British computer scientist, cryptographer and entrepreneur

Nicholas van Someren (born 1967) is a British computer scientist, cryptographer and entrepreneur. He is known for having founded ANT Software, and nCipher, as well as for previous roles as chief security architect at Juniper Networks and chief technology officer at Good Technology and the Linux Foundation, where he ran the Core Infrastructure Initiative. He is currently the chief technology officer at Absolute Security.

== Education and early life==

Van Someren attended King College Choir School in Cambridge, UK before receiving a scholarship to Oakham School in Rutland. He went on to study as an undergraduate in Computer Science at Trinity College, Cambridge, where he subsequently earned a PhD.

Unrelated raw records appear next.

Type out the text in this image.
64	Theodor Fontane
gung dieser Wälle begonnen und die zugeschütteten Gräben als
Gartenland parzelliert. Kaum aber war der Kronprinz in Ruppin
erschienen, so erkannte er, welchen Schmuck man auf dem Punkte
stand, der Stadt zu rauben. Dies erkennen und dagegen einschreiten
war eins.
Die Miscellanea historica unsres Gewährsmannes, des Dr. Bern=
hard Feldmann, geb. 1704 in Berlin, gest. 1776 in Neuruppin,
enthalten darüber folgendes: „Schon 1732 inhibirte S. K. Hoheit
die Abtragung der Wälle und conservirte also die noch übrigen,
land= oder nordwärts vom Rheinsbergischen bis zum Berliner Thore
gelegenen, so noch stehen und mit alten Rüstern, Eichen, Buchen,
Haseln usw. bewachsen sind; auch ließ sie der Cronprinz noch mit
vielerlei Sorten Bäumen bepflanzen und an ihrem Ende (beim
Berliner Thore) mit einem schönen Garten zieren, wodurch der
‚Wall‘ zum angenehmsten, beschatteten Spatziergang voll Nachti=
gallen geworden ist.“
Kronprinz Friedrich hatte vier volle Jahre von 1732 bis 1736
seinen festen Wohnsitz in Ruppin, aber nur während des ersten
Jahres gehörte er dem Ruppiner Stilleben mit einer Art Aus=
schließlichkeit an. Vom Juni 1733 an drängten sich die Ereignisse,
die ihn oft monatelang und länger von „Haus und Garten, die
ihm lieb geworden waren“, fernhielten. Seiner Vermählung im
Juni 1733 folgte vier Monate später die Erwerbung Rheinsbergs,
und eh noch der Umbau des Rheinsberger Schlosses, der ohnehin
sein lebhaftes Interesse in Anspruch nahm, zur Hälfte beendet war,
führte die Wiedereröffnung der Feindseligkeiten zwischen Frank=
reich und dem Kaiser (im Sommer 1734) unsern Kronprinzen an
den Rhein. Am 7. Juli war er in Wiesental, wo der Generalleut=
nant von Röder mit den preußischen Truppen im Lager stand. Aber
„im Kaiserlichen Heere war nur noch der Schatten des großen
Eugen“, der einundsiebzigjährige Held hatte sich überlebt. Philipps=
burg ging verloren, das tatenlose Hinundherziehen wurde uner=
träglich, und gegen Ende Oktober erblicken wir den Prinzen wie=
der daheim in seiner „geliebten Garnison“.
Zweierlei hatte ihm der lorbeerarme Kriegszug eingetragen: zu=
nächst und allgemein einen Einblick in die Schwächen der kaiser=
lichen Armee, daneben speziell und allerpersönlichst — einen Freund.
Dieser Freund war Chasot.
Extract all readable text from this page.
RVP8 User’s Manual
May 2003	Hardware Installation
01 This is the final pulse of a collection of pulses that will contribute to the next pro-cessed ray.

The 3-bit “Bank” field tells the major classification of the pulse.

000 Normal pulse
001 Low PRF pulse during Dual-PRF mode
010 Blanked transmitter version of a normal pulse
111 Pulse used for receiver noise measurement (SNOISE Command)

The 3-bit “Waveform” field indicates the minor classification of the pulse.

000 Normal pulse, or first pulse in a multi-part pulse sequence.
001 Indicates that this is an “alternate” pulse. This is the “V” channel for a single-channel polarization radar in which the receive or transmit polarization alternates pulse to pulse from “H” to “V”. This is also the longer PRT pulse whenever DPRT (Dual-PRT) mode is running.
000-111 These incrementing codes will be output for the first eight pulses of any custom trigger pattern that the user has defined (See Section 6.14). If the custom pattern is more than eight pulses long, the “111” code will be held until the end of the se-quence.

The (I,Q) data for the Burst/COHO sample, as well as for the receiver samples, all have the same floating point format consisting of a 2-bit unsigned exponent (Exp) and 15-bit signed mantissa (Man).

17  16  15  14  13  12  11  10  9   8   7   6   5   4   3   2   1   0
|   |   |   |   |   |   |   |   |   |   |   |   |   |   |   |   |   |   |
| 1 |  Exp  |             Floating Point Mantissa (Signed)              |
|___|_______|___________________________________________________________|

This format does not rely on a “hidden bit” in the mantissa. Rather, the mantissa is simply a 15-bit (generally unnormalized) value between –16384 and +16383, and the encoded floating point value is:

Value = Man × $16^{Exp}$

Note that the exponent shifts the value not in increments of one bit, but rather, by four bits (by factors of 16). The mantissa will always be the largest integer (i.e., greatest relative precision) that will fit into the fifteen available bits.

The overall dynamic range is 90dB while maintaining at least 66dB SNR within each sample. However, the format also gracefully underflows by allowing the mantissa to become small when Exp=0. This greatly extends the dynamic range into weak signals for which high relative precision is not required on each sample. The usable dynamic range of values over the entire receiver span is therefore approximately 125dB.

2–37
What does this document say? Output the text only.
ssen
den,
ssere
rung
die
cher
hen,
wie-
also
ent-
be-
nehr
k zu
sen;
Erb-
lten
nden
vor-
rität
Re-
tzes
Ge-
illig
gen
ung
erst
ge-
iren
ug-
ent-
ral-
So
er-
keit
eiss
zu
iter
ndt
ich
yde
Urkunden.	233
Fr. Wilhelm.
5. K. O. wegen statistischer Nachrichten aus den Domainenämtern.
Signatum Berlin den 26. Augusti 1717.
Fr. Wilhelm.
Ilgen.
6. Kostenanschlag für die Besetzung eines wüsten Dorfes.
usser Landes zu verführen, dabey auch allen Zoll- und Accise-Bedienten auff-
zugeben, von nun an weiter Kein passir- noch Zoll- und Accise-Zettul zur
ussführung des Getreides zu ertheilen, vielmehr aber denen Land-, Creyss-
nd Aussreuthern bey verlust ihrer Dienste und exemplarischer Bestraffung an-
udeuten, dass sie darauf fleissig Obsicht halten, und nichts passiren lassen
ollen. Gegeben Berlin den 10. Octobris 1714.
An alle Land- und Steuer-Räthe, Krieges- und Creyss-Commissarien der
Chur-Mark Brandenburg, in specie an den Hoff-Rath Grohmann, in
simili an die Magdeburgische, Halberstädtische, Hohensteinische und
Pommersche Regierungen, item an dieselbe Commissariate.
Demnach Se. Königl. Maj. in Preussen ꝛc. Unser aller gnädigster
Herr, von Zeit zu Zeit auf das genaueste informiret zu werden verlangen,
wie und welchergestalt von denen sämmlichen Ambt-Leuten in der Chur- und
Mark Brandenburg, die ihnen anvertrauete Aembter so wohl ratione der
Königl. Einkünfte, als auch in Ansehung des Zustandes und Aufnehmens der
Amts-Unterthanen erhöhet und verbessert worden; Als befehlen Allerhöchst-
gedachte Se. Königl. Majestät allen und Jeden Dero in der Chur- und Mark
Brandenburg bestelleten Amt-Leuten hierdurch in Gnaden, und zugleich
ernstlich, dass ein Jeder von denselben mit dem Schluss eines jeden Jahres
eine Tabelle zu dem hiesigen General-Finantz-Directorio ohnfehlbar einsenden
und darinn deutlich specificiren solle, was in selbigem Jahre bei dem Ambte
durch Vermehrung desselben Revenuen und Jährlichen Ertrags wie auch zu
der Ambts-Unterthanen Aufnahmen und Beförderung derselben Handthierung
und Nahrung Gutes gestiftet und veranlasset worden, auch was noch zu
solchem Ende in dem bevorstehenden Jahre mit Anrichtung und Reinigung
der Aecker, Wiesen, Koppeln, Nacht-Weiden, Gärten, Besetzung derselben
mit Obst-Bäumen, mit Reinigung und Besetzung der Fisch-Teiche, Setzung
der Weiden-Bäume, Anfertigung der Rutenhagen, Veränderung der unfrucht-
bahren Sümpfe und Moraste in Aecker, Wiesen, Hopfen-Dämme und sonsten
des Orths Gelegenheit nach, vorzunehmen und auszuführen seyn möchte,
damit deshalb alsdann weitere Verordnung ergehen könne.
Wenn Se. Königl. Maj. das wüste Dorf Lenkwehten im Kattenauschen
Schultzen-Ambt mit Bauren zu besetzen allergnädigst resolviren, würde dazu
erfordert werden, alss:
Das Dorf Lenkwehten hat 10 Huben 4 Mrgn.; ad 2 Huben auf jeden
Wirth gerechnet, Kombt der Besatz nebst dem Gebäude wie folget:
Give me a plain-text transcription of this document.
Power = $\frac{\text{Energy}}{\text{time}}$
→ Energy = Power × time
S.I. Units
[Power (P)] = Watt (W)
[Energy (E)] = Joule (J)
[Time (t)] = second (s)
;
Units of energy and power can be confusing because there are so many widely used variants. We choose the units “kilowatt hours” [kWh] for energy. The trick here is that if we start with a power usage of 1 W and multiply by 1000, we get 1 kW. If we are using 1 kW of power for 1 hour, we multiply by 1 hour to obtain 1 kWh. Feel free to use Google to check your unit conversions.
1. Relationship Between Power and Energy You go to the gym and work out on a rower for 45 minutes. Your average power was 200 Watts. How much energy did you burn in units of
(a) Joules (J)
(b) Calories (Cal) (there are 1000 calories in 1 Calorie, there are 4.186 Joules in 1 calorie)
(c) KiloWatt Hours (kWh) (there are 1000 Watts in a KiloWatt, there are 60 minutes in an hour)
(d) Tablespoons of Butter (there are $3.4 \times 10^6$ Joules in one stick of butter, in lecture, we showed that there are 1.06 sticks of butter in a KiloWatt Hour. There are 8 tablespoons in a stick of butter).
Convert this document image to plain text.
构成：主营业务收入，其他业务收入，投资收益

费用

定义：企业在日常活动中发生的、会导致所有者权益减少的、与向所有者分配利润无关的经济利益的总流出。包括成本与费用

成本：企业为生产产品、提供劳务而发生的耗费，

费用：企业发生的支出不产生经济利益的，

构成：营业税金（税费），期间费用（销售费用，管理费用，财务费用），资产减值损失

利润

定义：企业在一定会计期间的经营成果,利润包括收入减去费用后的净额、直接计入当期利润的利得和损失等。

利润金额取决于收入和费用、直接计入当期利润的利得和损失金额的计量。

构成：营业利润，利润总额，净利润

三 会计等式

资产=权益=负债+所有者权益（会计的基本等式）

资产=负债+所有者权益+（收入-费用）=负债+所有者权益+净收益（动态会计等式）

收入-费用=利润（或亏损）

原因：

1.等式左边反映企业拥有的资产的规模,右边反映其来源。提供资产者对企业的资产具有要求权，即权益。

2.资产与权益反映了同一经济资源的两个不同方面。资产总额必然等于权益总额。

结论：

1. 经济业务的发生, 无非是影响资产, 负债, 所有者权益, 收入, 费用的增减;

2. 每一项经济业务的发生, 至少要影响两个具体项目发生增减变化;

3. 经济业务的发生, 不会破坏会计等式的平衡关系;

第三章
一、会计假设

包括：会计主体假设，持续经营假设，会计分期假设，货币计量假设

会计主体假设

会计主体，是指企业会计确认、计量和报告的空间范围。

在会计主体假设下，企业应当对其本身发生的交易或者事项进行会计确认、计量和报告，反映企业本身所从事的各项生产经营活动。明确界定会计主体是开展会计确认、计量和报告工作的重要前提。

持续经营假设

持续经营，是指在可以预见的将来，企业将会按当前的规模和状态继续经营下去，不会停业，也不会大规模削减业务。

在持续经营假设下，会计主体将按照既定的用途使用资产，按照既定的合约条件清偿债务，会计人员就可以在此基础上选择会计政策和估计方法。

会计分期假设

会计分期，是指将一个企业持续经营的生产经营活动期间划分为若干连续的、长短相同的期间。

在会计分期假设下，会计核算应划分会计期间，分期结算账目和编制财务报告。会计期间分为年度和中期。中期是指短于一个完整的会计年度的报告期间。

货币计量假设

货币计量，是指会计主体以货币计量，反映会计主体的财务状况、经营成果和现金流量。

Van Someren credits his interest in business to his father, who ran a business from their home when he was young. While still at school van Someren took summer jobs with Acorn Computers and acquired an interest in cryptography by reading about public key encryption in Scientific American.

==Businesses==

In 1992 Nicko van Someren and his brother Alex van Someren, along with two friends, founded ANT Software to build networking hardware. While with ANT, van Someren wrote the first version of the Fresco web browser which helped the company move from being primarily a hardware company to a software company. ANT went public on the London Alternative Investments Market in March 2005. In February 2013 ANT was acquired by Espial Group.

Logo of nCipher

In 1996 van Someren, along with his brother Alex co-founded nCipher to build high speed cryptographic accelerators and hardware security modules. nCipher went public on the London Stock Exchange in October 2000, at the time valuing the company at around £450 million. In October 2008 nCipher was acquired by Thales Group.

Van Someren was chief security architect at Juniper Networks, then joined Good Technology as CTO in 2011, and remained with Good until its acquisition by BlackBerry Limited in 2015. He was then appointed to be CTO of the Linux Foundation.

In 2019, van Someren joined Absolute Security as CTO.

==Honours==

In 2008 van Someren was elected as a Fellow of the Royal Academy of Engineering.

==Work in computer security==

Van Someren has published numerous papers in the field of computer security. In 1998 he co-authored a paper with Adi Shamir introducing the concept of key finding attacks. A statistical key finding attack was used by van Someren to locate the signature verification keys used by Microsoft to validate the signatures on MS-CAPI plug-ins. One of these key was later discovered to be referred to as the NSAKEY by Microsoft, sparking some controversy.